Da come potete notare la trama mostra buoni spunti, e dalla lettura del primo numero Alive rientra in quella cerchia di shonen di cui fa parte il pluri-idolatrato Death Note. Sia ben chiaro, Alive ha molte differenze rispetto a Death Note. In primis la sua incontaminata natura di shonen, ovvero: i personaggi sono adolescenti, hanno dei super-poteri, sono presenti combattimenti corpo a corpo; in secundis la scorrevolezza del manga. Non troveremo lunghe fasi discorsive come succedeva in Death Note. Ciò che li accomuna, sono semplicemente quei fattori che rendono la trama più articolata, più ansiosa e meno prevedibile, come ad esempio l'alone di mistero sugli antagonisti - per creare una sorta di lotta contro l'ignoto - è presente in entrambi i manga (con le dovute differenze), oppure la morte come tematica centrale (anche se chiamarla tematica è una esagerazione), o ancora, possedere un potere sovrannaturale capace di uccidere in una ambientazione realistica come la Tokyo dei nostri giorni... e diversi altri.
Di sicuro non si può assolutamente affermare che uno degli autori abbia preso spunto dall'altro, in quanto entrambi i primi volumi di questi manga sono stati pubblicati in contemporanea: resta comunque curioso il fatto che due shonen ad ambientazione realistica e col punto focale della morte siano usciti nello stesso periodo.
Concludiamo con la frase che da inizio alla narrazione, che sicuramente sarà la chiave di lettura dell'intero manga:

«Eravamo vivi, su questo pianeta... Poi arrivarono loro...».
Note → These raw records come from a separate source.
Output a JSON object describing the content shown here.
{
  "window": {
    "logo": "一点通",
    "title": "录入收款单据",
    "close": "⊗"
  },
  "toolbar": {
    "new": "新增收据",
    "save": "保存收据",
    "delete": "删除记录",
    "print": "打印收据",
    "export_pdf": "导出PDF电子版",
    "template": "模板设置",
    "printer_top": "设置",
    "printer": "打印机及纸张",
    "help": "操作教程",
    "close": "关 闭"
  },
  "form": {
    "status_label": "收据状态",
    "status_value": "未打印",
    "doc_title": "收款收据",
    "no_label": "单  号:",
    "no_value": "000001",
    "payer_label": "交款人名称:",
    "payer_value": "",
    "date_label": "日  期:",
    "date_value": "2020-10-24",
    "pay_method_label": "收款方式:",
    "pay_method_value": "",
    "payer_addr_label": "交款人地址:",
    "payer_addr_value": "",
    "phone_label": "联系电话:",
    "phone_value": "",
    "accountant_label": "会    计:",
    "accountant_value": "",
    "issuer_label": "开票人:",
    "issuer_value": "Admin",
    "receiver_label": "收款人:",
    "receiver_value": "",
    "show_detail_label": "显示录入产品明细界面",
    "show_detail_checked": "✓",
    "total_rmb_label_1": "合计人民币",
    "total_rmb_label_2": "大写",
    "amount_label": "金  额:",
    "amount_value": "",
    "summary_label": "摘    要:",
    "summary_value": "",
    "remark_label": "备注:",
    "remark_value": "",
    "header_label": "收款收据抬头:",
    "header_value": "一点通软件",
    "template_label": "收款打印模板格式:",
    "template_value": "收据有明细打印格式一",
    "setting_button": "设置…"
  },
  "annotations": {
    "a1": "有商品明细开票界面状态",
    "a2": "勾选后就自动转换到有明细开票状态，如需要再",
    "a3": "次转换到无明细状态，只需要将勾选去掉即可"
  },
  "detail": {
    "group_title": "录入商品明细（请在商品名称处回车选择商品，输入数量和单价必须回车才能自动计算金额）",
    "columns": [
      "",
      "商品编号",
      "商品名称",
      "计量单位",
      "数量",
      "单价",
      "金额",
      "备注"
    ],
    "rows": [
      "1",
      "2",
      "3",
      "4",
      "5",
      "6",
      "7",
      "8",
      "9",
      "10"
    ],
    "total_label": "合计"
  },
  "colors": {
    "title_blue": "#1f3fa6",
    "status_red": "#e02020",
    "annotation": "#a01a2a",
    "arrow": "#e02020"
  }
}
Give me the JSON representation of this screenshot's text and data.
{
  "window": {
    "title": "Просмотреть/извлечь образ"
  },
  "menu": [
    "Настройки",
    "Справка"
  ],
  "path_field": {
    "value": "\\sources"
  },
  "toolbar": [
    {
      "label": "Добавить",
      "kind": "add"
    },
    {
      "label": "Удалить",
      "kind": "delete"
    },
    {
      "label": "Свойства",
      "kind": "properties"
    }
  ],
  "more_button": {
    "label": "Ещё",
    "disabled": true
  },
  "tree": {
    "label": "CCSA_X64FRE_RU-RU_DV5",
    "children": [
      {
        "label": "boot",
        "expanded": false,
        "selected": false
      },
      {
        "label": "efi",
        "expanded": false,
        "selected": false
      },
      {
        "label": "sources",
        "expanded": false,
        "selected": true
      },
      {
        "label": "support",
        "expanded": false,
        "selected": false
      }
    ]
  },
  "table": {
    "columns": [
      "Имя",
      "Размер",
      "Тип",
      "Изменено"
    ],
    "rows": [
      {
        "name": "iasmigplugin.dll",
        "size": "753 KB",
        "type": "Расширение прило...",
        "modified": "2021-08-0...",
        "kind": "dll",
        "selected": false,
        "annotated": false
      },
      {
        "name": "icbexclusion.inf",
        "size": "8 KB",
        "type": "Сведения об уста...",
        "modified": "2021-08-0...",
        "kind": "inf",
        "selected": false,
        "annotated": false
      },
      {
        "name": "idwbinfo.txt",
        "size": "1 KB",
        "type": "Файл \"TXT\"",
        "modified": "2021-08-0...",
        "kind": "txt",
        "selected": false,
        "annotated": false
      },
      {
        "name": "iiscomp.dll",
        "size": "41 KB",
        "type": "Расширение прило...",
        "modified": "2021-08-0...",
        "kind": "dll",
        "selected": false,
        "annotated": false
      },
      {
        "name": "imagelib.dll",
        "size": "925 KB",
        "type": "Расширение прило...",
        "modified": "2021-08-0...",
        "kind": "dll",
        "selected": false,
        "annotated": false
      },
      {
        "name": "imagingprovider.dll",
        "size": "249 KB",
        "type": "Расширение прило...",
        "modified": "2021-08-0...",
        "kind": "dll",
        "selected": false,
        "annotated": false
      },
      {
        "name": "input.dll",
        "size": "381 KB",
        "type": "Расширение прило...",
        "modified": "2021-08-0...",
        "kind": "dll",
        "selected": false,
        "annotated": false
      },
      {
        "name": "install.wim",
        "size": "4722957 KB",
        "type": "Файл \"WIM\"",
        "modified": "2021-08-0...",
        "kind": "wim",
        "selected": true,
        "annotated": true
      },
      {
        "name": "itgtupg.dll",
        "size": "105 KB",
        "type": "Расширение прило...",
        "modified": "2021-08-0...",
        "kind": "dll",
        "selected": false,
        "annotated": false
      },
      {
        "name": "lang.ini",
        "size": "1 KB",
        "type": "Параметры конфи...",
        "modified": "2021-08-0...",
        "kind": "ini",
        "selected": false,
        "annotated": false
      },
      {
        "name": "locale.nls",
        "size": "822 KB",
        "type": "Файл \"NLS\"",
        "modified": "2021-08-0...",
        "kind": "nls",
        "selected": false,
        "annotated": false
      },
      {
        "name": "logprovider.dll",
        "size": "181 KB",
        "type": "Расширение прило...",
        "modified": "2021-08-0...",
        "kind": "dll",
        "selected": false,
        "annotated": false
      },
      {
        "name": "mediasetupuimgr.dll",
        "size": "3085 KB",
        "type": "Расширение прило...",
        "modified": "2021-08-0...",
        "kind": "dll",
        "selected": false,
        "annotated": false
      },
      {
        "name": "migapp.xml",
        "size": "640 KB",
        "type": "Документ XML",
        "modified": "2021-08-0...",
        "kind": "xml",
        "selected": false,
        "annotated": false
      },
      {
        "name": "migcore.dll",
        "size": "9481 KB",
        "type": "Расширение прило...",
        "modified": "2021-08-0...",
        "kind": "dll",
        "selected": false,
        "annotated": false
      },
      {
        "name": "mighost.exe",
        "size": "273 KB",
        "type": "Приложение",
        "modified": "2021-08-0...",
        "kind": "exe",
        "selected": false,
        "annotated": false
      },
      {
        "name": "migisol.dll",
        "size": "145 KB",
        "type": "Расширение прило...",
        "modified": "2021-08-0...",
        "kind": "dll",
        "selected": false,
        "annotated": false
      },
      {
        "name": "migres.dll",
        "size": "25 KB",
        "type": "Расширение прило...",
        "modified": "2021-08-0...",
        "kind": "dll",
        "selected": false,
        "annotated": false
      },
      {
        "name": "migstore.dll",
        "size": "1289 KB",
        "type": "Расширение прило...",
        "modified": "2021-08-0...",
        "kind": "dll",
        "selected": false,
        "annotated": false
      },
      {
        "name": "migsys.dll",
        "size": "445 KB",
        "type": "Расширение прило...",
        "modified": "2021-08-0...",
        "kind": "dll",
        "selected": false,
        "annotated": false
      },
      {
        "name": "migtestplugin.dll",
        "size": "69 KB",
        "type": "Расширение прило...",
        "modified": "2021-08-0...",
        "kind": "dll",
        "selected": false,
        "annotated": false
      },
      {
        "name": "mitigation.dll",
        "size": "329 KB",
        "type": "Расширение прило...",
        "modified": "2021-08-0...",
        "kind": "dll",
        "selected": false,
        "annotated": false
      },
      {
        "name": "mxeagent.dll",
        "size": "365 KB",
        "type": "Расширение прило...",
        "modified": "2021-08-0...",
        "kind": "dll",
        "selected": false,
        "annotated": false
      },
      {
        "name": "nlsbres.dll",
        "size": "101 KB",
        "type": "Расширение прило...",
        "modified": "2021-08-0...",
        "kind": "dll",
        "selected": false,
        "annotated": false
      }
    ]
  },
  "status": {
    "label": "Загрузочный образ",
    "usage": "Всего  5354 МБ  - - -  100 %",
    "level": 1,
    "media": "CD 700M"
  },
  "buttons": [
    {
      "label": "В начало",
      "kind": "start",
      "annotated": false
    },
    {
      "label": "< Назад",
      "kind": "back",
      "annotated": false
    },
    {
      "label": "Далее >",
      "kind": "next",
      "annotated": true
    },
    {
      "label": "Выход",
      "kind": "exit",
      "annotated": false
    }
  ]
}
Questa frase ci ha reso alquanto perplessi riguardo un possibile finale, speriamo vivamente non sia banale, ovvero con una squallida storia di alieni, ma essendo cosi palese questa frase (che tra l'altro viene posta su di una vignetta raffigurante una veduta del nostro pianeta dallo spazio) ed essendo solamente ai primi numeri, non vogliamo avanzare alcun tipo di supposizione.

Alive-saishūshinkatekishōnen "Alive: Evoluzione Finale" si rivela un buono shonen. Una trama articolata e ricca di suspence, buona caratterizzazione dei personaggi, molto scorrevole alla lettura... in breve lo consigliamo a tutti gli amanti del genere ma anche a tutti i lettori in cerca di uno shonen dall'atmosfera ansiosa e macabra.